Pavilonis also said he finds it odd that the margins on exchanges haven’t gone up in line with gold’s price increase.
“The volatility is not extreme in gold, but whenever we've seen the metals markets move much higher, the margins went up significantly,” he said. “Now, the exchanges don't really care how high the price goes, they're not raising the margins. ln 2010 when silver explodes up to $50 the margin goes up to $50,000 a contract or something, it was insane. We saw that with cocoa, we see that with other markets, but we don't necessarily see that with gold. Is that because the exchange members are all long gold anyway? So maybe that opens the door for upside potential there, too.”
“My prediction for gold is, I think we're going to see another up week.”
Analysts at CPM Group have issued a sell recommendation for the near term, though they still see potential for gold prices to test the upper edge of their recent range.

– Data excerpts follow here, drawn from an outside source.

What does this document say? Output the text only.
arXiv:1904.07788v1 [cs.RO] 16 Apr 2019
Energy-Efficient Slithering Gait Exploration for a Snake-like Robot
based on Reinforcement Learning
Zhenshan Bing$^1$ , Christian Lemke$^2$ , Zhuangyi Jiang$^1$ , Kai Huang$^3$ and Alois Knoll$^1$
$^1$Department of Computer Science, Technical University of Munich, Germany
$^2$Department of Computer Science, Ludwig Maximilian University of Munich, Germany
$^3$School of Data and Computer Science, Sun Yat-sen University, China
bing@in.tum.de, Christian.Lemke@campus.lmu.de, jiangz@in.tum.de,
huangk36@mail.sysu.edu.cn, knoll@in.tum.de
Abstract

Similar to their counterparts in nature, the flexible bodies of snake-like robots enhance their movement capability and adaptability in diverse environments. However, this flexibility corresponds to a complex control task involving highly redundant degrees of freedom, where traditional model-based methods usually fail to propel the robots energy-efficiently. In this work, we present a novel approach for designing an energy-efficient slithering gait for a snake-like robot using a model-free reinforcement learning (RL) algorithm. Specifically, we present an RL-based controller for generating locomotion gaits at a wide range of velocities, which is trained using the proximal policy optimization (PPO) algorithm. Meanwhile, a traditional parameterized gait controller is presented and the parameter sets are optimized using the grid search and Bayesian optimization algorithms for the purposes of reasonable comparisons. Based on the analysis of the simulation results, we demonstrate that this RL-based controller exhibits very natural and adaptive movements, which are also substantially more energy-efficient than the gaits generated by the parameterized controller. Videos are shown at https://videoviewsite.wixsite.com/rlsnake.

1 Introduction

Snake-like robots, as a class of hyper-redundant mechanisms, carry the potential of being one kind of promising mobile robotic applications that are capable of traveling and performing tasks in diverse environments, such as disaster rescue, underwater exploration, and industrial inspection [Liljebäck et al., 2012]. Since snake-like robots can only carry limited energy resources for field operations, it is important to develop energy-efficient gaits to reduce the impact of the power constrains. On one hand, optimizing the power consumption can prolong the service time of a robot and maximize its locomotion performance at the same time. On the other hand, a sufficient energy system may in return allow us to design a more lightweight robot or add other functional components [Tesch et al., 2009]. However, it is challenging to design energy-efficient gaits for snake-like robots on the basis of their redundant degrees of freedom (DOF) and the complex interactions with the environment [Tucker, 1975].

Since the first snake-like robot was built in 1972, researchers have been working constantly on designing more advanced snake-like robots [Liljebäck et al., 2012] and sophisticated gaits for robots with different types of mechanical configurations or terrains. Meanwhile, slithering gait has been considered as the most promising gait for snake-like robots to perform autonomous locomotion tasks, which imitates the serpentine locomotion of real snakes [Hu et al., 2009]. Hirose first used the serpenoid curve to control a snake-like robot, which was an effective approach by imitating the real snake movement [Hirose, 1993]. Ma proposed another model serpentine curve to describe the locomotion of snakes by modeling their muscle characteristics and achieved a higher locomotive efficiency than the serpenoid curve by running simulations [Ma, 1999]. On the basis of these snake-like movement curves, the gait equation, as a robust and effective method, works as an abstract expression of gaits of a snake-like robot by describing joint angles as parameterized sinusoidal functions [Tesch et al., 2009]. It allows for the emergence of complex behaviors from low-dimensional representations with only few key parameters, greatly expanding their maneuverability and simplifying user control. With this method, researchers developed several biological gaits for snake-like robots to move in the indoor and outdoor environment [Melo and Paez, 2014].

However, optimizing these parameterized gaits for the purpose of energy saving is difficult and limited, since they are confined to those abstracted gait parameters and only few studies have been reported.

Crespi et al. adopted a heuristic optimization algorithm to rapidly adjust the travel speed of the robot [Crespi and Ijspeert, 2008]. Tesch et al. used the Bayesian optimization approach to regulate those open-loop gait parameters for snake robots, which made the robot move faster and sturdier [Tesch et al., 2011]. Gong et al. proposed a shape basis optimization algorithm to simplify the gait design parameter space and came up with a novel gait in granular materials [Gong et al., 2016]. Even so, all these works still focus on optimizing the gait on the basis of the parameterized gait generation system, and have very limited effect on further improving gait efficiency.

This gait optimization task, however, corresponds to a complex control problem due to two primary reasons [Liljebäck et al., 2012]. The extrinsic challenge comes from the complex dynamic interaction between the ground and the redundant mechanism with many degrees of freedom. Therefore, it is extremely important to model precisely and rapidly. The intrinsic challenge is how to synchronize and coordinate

“There is undoubtedly a lot of positive investor sentiment toward gold at this time and this is expected to help keep gold prices at elevated levels,” they said. “Despite the positive sentiment gold is not insulated from pullbacks. Prices could move in a range, at elevated levels, over the next several days. Prices could test $2,675 or $2,680 on the upside but are then expected to retest $2,625, a low seen earlier this week.”
Michael Moor, Founder of Moor Analytics, said the technical picture is now mixed in the near term.
“The solid trade above 21475-84 projects this upward $151 minimum, $954 (+) maximum. We have attained $560.3,” he said. “The trade above 26544 (-2 tics per/hour) now warns of decent strength; but decent failure back below where this comes in at 26538 (-2 tics per/hour starting at 12:20pm EST) will negate this. Decent trade below 26308 (+2 tics per/hour starting at 12:20pm) will project this downward $45 minimum, $125 (+) maximum; but if we break below here decently and back above decently, look for decent short covering.”
And Kitco Senior Analyst Jim Wyckoff says gold prices should continue to push higher next week. “Steady-higher as technicals remain bullish and geopolitical tensions remain elevated, to keep a safe-haven bid in the gold market,” he said.
At the time of writing, spot gold last traded at $2,657.07 per ounce for a gain of 1.03% on the day and 0.21% on the week.